We can’t be sure how it happened. We are only told what happened. “The word of the Lord came to Jeremiah…” And in that simple statement, everything – the entire future and fortune of the people of Israel – turns around.

My hope for you this year – my hope for myself – is that our minds and our hearts and our message will be changed, and certainly strengthened – renewed, maybe? – because Christ, God’s ultimate Word, comes to us as never before. Is it too bold a wish that for us everything would turn around? That our lives would be changed by what we experience?

For us, Christmas is when God fills a manger with his Presence. For Jeremiah’s people, Christmas was coming home. And when Jeremiah’s prophecy came true, and the exiled Hebrews returned home, imagine how it must have felt. Homes would have to be rebuilt and lands which had lain fallow for decades would need to be re-plowed. But that didn’t matter. They were going home! Imagine “the laughter of homesick exiles dancing along the highway that would bring them home.”3

That is why we need to choose our roads carefully, the roads that carry us through this life to our final home. We journey down many streets that lead nowhere, and we discover, sometimes too late, that they are dead-ends. There is only one pathway that leads us home to the love of God. It is the pathway to the manger. It is the dusty trail of Palestine with the One who brought a new message of God’s love. It is the graveled Via Dolorosa, the way of the cross. It is the garden path that leads to the empty tomb of resurrection. It is the way of Jesus.

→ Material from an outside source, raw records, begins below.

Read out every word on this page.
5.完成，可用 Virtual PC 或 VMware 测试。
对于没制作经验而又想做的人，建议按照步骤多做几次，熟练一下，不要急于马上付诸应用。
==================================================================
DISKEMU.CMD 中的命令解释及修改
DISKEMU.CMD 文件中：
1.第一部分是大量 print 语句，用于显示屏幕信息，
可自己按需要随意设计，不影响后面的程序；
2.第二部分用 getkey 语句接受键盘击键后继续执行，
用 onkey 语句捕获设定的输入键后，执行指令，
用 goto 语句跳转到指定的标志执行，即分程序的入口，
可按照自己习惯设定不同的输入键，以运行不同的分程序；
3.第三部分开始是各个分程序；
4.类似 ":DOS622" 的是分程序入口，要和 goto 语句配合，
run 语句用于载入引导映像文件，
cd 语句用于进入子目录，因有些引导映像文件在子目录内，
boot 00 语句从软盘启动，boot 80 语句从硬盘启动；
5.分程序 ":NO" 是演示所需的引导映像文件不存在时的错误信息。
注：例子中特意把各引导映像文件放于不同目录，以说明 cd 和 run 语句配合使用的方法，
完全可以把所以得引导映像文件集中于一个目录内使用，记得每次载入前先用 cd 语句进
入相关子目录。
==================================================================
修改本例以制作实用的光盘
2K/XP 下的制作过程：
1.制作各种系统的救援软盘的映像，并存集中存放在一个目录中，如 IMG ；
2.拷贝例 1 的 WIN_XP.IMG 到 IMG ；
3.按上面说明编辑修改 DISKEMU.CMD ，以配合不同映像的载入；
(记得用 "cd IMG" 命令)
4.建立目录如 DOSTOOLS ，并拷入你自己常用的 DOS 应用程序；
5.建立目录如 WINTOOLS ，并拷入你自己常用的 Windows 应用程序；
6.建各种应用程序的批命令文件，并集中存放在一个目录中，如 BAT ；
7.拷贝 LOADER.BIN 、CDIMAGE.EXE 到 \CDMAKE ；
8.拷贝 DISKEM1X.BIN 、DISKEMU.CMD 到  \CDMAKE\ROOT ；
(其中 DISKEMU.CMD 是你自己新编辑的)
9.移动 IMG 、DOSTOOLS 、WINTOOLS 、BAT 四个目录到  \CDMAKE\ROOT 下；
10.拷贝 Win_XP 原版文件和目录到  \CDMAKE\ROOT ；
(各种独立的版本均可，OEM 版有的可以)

When you and I celebrate the birth of Jesus Christ each year, it is to do more than merely stimulate the local and national economy. It is to do more than just make our children and grandchildren happy. It is to do more than create huge deficits in our personal bank accounts. We celebrate to remind ourselves that God always keeps his promises, even if God has to change his mind to do it, even when it comes at great personal cost to himself. It is to remember that God has kept his promise to us in the coming of his son, Jesus Christ, so you and I might have eternal life. God has come to do all this even in the midst of all our uncertainties.

“The days are surely coming,” says the prophet Jeremiah. But that’s just a phrase, it is not a complete sentence. You may prefer “Behold!,” and that’s perfectly all right. Still, it is just one word. What’s the rest of the story? Listen… “The days are surely coming, says the LORD, when I will fulfill the promise I made…” Evidently, when God makes a promise, God does not change his mind. Instead, God changes us. When it comes to God, “a promise made is a promise kept.”4

What has God promised you? Listen to your heart – really listen – and perhaps now will be the time when God delivers his promises to you. It might just change your mind, your heart, your message. That would be worth asking for this Christmas, don’t you think?

Lord, in this season, we look with hope for that which is yet to be. Come to us, abide with us, our Lord Emmanuel. Amen.

Notes:

1The Christian Century, November 14, 2006, p. 6.

2Barbara Brown Taylor, Leaving Church (San Francisco: HarperCollins Publishers, 2006), p. 109.

3James A. Harnish, Come Home For Christmas: An Advent Study for Adults (Abingdon Press: Nashville, Tennessee, 1999), p. 15.

4Joanna M. Adams, “Light the Candles,” The Christian Century, November 28, 2006, p. 18.